Buyer types explained

There are three main categories of buyers: direct competitors, financial buyers and strategic operating companies. Direct competitors are usually the first type of potential buyer an owner thinks about. Financial buyers are usually private equity firms that manage a portfolio of companies within a particular industry. Often overlooked is the strategic buyer, which is usually an operating company whose primary line of business is tangential or complementary to your own.

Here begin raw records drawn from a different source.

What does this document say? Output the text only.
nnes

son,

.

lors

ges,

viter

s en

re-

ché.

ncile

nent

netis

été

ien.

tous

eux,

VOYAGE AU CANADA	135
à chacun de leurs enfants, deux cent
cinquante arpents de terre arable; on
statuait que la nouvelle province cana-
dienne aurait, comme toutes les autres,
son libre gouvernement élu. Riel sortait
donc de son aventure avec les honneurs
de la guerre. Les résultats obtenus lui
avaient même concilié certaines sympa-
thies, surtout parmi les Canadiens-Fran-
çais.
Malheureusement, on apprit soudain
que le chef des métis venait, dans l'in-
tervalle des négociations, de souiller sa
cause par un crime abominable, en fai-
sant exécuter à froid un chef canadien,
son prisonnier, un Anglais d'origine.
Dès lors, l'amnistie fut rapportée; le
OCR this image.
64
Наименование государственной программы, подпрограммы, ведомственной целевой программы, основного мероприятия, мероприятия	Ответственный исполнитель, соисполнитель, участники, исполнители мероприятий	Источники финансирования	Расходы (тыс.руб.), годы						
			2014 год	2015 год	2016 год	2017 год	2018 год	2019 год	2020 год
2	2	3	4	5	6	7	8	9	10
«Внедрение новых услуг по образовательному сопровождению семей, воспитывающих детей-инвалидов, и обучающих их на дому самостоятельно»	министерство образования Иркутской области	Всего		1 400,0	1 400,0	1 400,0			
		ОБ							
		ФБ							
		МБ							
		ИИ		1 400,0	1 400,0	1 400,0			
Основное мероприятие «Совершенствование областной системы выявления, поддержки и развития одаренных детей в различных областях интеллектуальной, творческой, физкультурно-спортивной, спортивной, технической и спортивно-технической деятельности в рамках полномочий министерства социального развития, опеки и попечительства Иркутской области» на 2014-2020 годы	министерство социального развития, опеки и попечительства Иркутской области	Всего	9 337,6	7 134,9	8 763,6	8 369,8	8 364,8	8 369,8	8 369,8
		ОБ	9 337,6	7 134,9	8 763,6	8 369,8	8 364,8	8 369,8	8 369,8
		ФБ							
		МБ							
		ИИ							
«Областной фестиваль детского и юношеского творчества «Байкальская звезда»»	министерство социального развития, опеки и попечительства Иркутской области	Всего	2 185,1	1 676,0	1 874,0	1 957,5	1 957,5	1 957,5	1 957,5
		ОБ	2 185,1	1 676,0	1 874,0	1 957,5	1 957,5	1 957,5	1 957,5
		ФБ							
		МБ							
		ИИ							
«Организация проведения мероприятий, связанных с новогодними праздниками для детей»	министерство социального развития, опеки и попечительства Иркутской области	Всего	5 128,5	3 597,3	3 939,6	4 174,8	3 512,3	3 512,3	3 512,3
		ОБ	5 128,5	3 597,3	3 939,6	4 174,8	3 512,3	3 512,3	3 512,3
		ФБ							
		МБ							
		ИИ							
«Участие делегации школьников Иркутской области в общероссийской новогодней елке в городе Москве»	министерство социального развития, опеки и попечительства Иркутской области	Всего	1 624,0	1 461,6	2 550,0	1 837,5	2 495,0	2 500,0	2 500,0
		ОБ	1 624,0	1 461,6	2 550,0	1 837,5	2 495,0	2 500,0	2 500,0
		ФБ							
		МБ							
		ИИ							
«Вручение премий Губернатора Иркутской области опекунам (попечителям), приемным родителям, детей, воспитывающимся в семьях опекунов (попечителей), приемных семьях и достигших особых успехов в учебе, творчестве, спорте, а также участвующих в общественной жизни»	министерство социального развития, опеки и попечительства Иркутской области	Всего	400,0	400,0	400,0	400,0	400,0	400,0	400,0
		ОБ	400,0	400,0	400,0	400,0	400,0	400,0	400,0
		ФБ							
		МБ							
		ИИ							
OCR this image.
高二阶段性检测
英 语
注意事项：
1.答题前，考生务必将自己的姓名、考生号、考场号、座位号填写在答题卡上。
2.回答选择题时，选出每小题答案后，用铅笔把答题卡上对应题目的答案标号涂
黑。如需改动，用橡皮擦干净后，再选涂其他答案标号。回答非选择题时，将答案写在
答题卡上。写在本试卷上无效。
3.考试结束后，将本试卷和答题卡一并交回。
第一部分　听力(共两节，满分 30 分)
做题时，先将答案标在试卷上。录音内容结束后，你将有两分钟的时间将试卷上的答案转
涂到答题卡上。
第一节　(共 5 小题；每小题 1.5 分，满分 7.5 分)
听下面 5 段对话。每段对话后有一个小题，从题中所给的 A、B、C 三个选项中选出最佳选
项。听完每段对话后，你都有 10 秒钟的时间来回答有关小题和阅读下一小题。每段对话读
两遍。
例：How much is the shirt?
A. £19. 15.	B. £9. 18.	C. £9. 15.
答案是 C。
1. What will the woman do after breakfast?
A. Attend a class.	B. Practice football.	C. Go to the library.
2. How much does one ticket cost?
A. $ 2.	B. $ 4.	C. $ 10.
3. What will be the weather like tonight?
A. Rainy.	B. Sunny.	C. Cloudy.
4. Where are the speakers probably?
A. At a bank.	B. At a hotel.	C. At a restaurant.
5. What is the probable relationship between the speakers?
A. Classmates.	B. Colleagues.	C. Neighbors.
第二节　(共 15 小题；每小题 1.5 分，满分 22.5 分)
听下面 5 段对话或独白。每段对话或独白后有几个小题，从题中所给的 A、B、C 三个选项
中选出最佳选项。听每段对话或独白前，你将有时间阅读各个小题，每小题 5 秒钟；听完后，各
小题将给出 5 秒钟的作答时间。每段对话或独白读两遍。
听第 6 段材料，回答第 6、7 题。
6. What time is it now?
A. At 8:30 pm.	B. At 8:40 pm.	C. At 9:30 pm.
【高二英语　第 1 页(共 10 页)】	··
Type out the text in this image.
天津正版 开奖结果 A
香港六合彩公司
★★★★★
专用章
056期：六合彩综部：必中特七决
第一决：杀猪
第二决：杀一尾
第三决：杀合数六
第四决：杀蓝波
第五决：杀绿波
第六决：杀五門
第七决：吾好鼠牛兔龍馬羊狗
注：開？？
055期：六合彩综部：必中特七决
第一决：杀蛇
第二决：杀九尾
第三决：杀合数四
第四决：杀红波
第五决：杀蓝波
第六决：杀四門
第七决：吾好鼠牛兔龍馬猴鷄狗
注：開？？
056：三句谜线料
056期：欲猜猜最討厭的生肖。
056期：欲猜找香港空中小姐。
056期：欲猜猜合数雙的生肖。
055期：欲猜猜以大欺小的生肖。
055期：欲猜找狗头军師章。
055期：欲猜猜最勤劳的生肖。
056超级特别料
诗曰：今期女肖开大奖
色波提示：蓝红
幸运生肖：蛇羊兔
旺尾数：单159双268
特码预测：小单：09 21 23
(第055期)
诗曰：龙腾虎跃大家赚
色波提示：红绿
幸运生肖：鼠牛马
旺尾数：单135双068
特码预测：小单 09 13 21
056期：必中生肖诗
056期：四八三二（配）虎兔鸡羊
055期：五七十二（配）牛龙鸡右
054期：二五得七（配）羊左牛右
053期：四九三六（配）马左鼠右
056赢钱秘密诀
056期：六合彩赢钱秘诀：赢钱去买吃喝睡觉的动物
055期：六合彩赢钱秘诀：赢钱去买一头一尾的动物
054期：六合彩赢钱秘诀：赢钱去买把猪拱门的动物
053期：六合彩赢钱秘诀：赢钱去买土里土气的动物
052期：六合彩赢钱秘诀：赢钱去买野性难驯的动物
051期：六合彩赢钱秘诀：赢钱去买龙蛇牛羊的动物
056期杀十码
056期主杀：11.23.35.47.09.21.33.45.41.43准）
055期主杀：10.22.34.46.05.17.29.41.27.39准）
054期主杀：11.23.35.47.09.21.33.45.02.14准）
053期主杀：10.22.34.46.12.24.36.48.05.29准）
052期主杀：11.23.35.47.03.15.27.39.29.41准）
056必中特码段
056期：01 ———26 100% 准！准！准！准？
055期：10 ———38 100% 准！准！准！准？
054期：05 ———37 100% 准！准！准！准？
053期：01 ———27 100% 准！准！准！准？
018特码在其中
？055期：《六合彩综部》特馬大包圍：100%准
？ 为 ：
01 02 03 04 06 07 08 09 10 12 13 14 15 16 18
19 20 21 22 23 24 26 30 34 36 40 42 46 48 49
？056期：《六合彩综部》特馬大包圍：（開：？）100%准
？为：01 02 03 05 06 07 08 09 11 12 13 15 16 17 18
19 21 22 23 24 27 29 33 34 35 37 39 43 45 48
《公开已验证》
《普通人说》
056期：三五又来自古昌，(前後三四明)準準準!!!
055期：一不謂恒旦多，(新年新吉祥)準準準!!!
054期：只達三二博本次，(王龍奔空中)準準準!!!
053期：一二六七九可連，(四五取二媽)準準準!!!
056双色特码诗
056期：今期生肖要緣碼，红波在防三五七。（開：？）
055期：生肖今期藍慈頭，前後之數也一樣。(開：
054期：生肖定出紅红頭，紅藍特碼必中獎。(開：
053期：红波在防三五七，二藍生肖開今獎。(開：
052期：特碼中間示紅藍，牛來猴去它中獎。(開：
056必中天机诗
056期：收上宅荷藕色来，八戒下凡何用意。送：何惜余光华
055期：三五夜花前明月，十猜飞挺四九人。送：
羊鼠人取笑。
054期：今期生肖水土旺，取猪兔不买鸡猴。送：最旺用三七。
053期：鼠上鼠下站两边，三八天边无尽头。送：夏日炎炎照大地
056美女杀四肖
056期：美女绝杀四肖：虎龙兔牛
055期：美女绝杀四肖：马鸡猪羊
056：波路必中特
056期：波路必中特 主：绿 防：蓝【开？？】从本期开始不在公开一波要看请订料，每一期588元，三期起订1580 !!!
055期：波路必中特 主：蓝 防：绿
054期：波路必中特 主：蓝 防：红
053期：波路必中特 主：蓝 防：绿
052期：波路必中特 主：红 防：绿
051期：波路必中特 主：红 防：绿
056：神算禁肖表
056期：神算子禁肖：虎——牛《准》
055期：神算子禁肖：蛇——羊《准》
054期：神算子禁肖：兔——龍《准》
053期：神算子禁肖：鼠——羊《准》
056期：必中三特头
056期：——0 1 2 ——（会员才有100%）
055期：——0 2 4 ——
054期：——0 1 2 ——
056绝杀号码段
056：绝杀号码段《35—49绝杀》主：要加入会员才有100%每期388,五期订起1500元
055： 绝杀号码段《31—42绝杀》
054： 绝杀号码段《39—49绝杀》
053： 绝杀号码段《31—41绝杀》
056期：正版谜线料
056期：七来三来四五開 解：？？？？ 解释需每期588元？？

Your direct competitor may not be your best prospect. Anyone who is already operating in your industry likely has many of your same capabilities. This means the value a direct competitor sees in your company is largely attributable to the customer relationships they may gain from assuming your operations. If this is the type of buyer you seek, make sure you guard against them notifying your customers that your company is for sale. Certainly, you may offer geographic advantages or innovative techniques they don’t possess, but ultimately, the value you bring to a direct competitor is likely limited and therefore so, too, will be the price they offer you for your business.

Financial buyers are predominantly focused on your company’s profit potential and their return on investment. It is not uncommon for these firms to install their own, professional management team post-sale in order to drive results. The purchase price they offer you is likely to be strictly designed to ensure they are well positioned to exceed the hurdle rate their own investors expect.

Strategic operating companies often provide the best growth opportunity and highest premium on your enterprise value because they believe that the value you bring to their operations is essential to enhance their operations and something that cannot be easily built in-house. It is not uncommon for sellers to approach strategic buyers across multiple industries in order to find the right fit.

Opportunities and Obstacles Addressed

In addition to approaching buyers whose operations your company may complement, it is common to identify buyers whose operating strengths will augment your own. If your sales force needs support, a buyer with a strong sales team should be top of your list. That doesn’t mean that once the deal is closed, the new buyer will shutter your existing sales team. On the contrary, it is not uncommon for a buyer to augment their sales force with your own. Similarly, if you have a manufacturing plant in a country that requires you to be established as such in order to sell product in that country, don’t worry about the new market you haven’t yet tapped. Focus on identifying a buyer looking to enter the coveted market you currently control.

Recommendations

Once your M&A advisor has completed a due diligence review, they will be well positioned to make recommendations about what types of companies will value your business most. They should also be able to identify which companies can provide a strong fit with your operating strengths and opportunities, along with   an extensive list of prospects. From there, it’s off to the races. Now it’s time to build and circulate your marketing documents and begin to meet with prospects. Let the game begin!